Warning: Changing this property will cause the connector to be recreated and start from the beginning.

type

  • Data Type: String
  • Required: Yes
  • Default: None
  • Allowed Values: source, destination
  • Description: Defines if the connector is a source or a destination. A valid pipeline needs at least one source and one destination.

Warning: Changing this property will cause the connector to be recreated and start from the beginning.

plugin

  • Data Type: String
  • Required: Yes
  • Default: None
  • Description: This node references the connector plugin.
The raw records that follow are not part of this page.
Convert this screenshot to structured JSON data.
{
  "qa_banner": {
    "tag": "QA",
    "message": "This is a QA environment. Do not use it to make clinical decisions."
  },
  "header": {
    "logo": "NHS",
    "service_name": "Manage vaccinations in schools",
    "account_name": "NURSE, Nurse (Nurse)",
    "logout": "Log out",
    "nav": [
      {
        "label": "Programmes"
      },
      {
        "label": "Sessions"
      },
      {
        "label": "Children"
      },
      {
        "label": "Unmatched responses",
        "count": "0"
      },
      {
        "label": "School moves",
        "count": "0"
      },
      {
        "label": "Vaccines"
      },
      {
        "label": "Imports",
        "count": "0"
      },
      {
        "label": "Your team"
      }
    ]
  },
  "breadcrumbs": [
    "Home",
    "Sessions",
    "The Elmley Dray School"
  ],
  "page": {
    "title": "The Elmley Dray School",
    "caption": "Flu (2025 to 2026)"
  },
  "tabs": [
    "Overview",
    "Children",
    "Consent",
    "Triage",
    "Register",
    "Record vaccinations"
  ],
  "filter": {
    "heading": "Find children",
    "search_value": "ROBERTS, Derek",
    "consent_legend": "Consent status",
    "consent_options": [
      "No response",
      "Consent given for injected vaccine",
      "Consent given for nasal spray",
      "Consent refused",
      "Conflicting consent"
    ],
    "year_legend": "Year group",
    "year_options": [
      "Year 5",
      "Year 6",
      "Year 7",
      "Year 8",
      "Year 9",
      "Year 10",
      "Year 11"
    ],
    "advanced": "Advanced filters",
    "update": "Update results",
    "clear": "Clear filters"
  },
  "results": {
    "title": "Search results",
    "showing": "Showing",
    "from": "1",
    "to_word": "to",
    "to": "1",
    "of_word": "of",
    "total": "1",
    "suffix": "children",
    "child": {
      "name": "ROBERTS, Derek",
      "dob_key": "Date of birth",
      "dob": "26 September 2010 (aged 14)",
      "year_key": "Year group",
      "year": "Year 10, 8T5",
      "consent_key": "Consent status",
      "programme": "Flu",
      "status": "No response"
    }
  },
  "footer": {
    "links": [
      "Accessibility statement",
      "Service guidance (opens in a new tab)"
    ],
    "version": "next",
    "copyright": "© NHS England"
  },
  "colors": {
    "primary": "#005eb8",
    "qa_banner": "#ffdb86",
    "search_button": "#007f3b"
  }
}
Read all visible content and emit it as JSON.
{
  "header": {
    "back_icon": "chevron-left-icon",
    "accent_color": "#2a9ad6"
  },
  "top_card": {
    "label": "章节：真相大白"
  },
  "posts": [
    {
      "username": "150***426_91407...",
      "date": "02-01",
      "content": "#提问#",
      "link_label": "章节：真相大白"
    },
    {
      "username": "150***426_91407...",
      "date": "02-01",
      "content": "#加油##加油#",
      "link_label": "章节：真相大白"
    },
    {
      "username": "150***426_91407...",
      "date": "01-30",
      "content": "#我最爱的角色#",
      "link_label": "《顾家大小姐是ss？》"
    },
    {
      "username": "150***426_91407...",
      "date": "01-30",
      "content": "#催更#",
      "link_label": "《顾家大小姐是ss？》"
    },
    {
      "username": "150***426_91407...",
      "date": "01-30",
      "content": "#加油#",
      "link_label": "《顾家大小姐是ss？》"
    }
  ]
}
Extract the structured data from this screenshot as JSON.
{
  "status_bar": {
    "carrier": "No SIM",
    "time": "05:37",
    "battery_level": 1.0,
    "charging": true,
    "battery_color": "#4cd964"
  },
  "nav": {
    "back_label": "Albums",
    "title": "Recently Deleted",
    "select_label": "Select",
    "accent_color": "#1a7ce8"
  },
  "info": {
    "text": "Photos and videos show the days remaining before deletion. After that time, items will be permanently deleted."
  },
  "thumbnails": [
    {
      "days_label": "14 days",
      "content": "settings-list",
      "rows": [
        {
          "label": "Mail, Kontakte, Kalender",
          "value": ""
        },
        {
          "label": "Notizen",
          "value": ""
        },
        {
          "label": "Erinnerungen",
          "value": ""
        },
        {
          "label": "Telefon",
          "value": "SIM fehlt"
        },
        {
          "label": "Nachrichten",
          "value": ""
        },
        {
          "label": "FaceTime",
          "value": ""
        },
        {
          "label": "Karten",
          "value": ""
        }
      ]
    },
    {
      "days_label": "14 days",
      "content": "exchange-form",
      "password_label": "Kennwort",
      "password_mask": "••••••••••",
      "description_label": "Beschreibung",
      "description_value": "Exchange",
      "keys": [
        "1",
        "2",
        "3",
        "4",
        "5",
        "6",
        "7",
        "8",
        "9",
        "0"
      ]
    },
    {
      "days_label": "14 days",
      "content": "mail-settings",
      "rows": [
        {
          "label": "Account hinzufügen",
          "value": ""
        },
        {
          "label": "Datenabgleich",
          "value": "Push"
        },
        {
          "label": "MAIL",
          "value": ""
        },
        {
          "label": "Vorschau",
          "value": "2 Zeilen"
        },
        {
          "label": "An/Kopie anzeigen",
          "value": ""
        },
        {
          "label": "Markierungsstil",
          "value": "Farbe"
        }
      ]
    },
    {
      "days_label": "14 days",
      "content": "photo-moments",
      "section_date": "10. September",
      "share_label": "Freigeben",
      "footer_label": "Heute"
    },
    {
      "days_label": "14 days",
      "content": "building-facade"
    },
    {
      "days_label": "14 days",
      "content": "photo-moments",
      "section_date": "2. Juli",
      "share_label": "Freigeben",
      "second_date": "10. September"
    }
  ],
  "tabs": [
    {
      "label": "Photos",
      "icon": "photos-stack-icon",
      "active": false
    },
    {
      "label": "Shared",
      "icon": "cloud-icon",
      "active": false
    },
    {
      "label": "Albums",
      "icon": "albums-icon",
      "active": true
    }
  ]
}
See how to reference a connector.

Warning: Changing this property will cause the connector to start from the beginning.

name

  • Data Type: String
  • Required: No
  • Default: Same as connector id
  • Description: Human readable name for the connector.

settings

  • Data Type: Mapping node
  • Required: Yes
  • Default: None
  • Description: A map of configuration keys and values for the connector plugin. These settings depend on the value of connector type and plugin. Check the chosen connector's documentation for a list of settings it supports and requires.

processors

  • Data Type: Sequence node containing processor nodes
  • Required: No
  • Default: None
  • Description: The node contains a list of processor definitions. These processors only process records coming from or flowing to a source or destination. The processors are executed in the order in which they are defined in the list.

processor

  • Data Type: Mapping node
  • Required: n/a
  • Default: None
  • Description: This node contains the configuration of a single processor.

id

  • Data Type: String
  • Required: Yes
  • Default: None
  • Description: ID of the processor. It should uniquely identify the processor inside the pipeline. If multiple processors inside the pipeline use the same ID, provisioning will fail.

plugin

  • Data Type: String
  • Required: Yes
  • Default: None
  • Description: Defines the processor's plugin name (e.g. field.set). Check out the processors documentation to find the list of builtin processors we provide.

condition

  • Data Type: String
  • Required: No
  • Default: true (all records will be passed to the processor)
  • Description: A Go template expression that will be used as a condition to pass the record to the processor or not. The Go template expression will be evaluated using each record and needs to produce true or false. If it produces true the record will be passed to the processor, false means it will continue down the pipeline without getting processed.

settings

  • Data Type: Mapping node
  • Required: Yes
  • Default: None
  • Description: A map of configuration keys and values for the processor. The values in this map depend on the chosen processor plugin.

workers

  • Data Type: Integer
  • Required: No
  • Default: 1
  • Description: Defines the number of workers that should execute this processor in parallel. The number needs to be larger than 0.